Yaşanılan çevredeki restoranlar şişmanlığı etkiliyor: Bir araştırma sonucuna göre yaşadığı bölgedeki kişi başına düşen restoran sayısı ve servis tipi, kişinin vücut ağırlığını etkiliyor. Çok çeşitli yemek veren ve masa servisi yapan restoran sayısı yüksekse kişilerde daha düşük Beden Kitle İndeksi görülüyor (Boya göre vücut ağırlığı indeksi).

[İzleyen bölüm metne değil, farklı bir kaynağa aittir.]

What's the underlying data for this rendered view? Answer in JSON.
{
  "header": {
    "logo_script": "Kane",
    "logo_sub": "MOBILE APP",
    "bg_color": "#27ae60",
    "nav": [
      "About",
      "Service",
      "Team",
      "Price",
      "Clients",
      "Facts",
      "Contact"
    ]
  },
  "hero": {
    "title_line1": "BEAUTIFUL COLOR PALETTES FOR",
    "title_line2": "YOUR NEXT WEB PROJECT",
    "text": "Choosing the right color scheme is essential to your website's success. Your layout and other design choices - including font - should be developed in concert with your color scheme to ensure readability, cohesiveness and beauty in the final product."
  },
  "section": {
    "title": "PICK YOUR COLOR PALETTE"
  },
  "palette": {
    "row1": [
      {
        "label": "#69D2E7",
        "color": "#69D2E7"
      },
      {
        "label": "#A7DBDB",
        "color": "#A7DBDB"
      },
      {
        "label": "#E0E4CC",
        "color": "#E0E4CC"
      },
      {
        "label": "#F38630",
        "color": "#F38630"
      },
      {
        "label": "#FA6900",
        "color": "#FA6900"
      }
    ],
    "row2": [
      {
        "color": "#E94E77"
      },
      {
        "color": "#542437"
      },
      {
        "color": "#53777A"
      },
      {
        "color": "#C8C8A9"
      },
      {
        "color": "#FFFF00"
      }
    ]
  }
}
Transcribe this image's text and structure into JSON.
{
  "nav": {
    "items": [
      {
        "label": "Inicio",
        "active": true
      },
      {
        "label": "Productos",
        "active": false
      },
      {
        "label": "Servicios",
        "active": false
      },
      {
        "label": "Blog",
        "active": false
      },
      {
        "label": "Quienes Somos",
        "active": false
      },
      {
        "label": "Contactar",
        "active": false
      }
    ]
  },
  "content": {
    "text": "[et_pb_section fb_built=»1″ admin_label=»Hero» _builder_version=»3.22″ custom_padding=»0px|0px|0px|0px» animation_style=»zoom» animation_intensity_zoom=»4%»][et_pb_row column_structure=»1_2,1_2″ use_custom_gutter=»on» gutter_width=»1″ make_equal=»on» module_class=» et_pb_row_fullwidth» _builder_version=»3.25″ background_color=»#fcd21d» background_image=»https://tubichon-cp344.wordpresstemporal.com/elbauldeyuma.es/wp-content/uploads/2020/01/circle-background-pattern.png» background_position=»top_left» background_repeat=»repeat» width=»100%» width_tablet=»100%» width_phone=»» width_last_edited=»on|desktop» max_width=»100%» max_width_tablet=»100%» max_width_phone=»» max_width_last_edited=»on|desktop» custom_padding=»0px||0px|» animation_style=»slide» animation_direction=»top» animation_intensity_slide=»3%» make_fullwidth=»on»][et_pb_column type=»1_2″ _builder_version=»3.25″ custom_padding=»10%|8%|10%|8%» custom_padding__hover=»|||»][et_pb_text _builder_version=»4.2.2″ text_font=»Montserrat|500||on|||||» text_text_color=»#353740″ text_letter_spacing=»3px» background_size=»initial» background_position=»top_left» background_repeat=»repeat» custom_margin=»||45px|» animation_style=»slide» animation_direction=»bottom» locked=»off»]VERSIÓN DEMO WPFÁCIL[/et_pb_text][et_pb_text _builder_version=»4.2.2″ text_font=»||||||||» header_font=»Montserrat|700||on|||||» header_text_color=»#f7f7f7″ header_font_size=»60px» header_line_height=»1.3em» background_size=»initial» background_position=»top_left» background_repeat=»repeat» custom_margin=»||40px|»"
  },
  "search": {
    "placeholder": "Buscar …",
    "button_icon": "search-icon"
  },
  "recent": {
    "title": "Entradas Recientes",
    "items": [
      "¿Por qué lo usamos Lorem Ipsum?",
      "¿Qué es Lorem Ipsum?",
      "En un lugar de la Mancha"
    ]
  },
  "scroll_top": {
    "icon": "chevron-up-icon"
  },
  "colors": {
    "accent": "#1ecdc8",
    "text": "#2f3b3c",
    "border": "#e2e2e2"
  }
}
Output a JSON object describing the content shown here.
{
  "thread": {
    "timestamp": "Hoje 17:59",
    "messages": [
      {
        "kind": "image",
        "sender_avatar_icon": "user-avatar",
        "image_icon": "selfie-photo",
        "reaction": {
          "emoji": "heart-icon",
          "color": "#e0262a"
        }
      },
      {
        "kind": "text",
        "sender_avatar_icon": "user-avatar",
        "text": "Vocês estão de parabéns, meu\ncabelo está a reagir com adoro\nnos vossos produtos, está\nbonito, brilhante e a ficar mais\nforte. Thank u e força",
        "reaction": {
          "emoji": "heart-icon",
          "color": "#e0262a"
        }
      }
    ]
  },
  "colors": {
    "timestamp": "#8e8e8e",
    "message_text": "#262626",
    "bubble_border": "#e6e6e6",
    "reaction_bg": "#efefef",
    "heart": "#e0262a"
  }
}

Eğer fast food restoranlar çoksa daha yüksek bir BKI göze çarpıyor.
Yumurta tüketiminin erkeklerde yol açtığı riskler: Araştırmacılar 40 ile 85 yaş arasındaki 21 bin 327 erkek katılımcının yumurta tüketimleri ile ölüm verilerini inceledi. Doktorlar, yaklaşık 20 yıl boyunca yıllık anketler yaptı. Ankette erkeklerin haftada bir yumurta tükettikleri görüldü. Ancak haftada yedi veya daha fazla yumurta tüketen erkeklerin ölüm risklerinin yüzde 23 fazla olduğu saptandı. Haftada yedi veya daha fazla yumurta tüketen diyabetli erkeklerde ise ölüm riski çok daha yüksekti (yüzde 100).
Yumurtanın dengeli tüketimi kalp hastalıklarını doğrudan etkilemiyor ancak her besinde olduğu gibi yumurtada da önerilen miktarın üzerinde tüketim riskli. Çocukların her gün yumurta tüketmesi önemli ancak yetişkinler için haftada iki defa yenilmesi daha uygun.
Şekerleme ve gazlı içeceklerin yasaklanması obeziteyi engelledi
Bir araştırmada yer alan okulların yarısı kontrol grubu olarak seçildi ve hiçbir değişiklik yapılmadı. Diğer yarısına ise beslenme eğitimi, aileye hizmet ve sosyal pazarlama dahil olmak üzere çok boyutlu bir beslenme eğitimi yürütüldü.
Araştırmacılar, eğitim verilen okullarda atıştırmalıkları ve içecekleri değiştirdi. Bu öğrenciler gazlı içecek yerine su, az yağlı süt ve yüzde 100 meyve suyu kullandı. Atıştırmalık yiyecek seçimleri ise porsiyon başına 2 gramı doymuş yağ olmak üzere 7 gram total yağ ve 15 gram şekeri geçmeyecek şekilde sınırlandırdı. Şekerleme okul sınırlarından çıkarıldı.
Sene boyunca öğretmenlere 10 saat, öğrencilere ise 50 saat beslenme eğitimi verildi. Müdahale edilen okullarda sağlıklı yiyecek ve içecek tüketen öğrencilere ödül verildi ve ebeveynler sağlıklı yiyecekler alma ve tatlıyı kısıtlama konusunda uyarıldı.
İki yıl sonra gözaltında tutulan okullar, eğitim verilmeyen diğer okullarla karşılaştığında çok daha az çocuğun fazla kilolu olduğu görüldü. Sağlıklı atıştırma ve okul bazlı eğitim çocukların fazla kilolu olma riskini neredeyse yarıya indirmişti.